Primary lung carcinoma spreading to pulmonary vessels and presenting as a thromboembolic disease is quite rare and only few individual cases have been reported in the English literature.1-3 The prognostic significance of pulmonary vessel invasion by lung carcinoma is unclear and the treatment is challenging. We aim to describe an unusual case of sarcomatoid carcinoma of the lung characterised by its hilar localization.1,2
A 68-year-old man, 80 pack-year smoker, consulted for a 4-month-lasting effort dyspnea of New York Heart Association (NYHA) functional class II and dry cough. Physical examination revealed a grade III/IV ejection systolic murmur in the aortic area. Chest X-ray showed a heterogeneous poorly defined opacity of the right hilius without cardiomegaly (Figure 1). Electrocardiogram showed a regular sinusoidal rhythm and a tachycardia at 100 beats/min without signs of left ventricular hypertrophy. A two-dimensional (2D) transthoracic echocardiography (TTE) showed a severe aortic stenosis. The left ventricular ejection fraction was estimated to 70%. There was no pulmonary arterial hypertension. The pulmonary artery systolic pressure was estimated to 30 mm Hg. A computed tomography (CT) scan revealed a thrombus in the lower branch of the right pulmonary artery of tumoural appearance extending to the right lower lobe artery (Figure 2). Bronchial fibroscopy was normal. No distant metastasis was revealed by the cerebral CT scan or the abdominal CT scan. The lung function was within normal values. Surgical resection of the arterial process and aortic replacement was decided.

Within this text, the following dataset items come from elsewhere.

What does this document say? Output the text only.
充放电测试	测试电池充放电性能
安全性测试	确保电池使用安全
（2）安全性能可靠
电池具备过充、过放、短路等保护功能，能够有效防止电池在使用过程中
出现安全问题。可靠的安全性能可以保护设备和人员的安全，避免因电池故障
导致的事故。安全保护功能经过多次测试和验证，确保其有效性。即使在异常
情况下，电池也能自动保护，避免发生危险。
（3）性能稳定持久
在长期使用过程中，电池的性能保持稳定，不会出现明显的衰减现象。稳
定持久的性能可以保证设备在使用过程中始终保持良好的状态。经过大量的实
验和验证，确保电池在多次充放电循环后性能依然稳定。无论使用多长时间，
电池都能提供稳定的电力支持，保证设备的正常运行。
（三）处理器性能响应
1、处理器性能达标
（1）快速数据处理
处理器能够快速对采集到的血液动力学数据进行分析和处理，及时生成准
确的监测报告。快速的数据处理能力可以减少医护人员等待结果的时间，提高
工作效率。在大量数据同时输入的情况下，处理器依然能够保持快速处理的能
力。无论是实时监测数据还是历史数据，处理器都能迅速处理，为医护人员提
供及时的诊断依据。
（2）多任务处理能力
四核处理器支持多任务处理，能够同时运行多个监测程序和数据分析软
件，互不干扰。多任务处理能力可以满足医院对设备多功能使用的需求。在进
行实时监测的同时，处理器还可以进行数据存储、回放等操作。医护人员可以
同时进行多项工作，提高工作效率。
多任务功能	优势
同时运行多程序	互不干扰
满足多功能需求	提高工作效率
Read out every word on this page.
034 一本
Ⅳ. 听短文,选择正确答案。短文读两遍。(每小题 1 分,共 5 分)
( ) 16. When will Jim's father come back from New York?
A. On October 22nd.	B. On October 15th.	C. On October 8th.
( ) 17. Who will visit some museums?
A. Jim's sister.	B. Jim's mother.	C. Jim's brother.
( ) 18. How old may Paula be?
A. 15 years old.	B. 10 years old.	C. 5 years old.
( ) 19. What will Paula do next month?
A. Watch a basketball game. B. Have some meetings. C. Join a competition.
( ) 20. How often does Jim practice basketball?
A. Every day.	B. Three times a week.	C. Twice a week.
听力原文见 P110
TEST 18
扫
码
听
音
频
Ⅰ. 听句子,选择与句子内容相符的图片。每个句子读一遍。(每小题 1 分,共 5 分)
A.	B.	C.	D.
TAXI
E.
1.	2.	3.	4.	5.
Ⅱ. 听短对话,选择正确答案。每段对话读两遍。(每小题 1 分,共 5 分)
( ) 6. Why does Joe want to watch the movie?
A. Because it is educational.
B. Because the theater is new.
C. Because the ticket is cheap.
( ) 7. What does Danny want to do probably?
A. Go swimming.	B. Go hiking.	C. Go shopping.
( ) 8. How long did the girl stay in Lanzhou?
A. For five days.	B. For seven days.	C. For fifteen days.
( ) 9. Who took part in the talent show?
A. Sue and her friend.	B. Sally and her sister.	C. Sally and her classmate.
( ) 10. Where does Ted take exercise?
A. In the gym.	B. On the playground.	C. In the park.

Surgical resection was performed through a median vertical sternotomy. The procedure consisted of a right intra pericardial pneumonectomy with aortic valve replacement by a mechanical valve. A mediastinal lymph node dissection was also performed. Postoperative macroscopic examination of the resected specimen showed a 2 cm tumour encompassing the pulmonary artery and developing into the sub-intima without endoluminal component (Figure 3A). The extemporaneous exam concluded to a sarcomatous tumour. Definitive microscopic findings consisted in a malignant proliferation with wide necrosis composed of tumour cells of variable size with abundant eosinophilic cytoplasm and atypical nuclei. Some tumour cells were multinucleated (Figure 3B). Immunohistochemical study revealed the co-expression of cytokeratin and vimentin antibodies by the tumour cells (Figure 3C and D). Other antibodies including anti-smooth muscle actin and desmin weren’t expressed, ruling out the diagnosis of a muscle differentiated tumour. The mediastinal lymph nodes dissected were benign.
These morphological and immunohistochemical features were consistent with a primary sarcomatoid carcinoma of the lung invading the pulmonary artery classified as a pT1N0M0 tumour. Molecular studies highlighted no epidermal growth factor receptor (EGFR), Her mutations, anaplastic lymphoma kinase (ALK) translocation or c-met amplification.
There were no postoperative serious complications except for an atelectasis with oxygen dependency. This complication was managed by a non-invasive ventilation and chest physiotherapy with a good outcome. The patient was discharged 18 days after the surgical resection. He is still followed by the oncologist, and after 4 months of follow-up, presented no complications.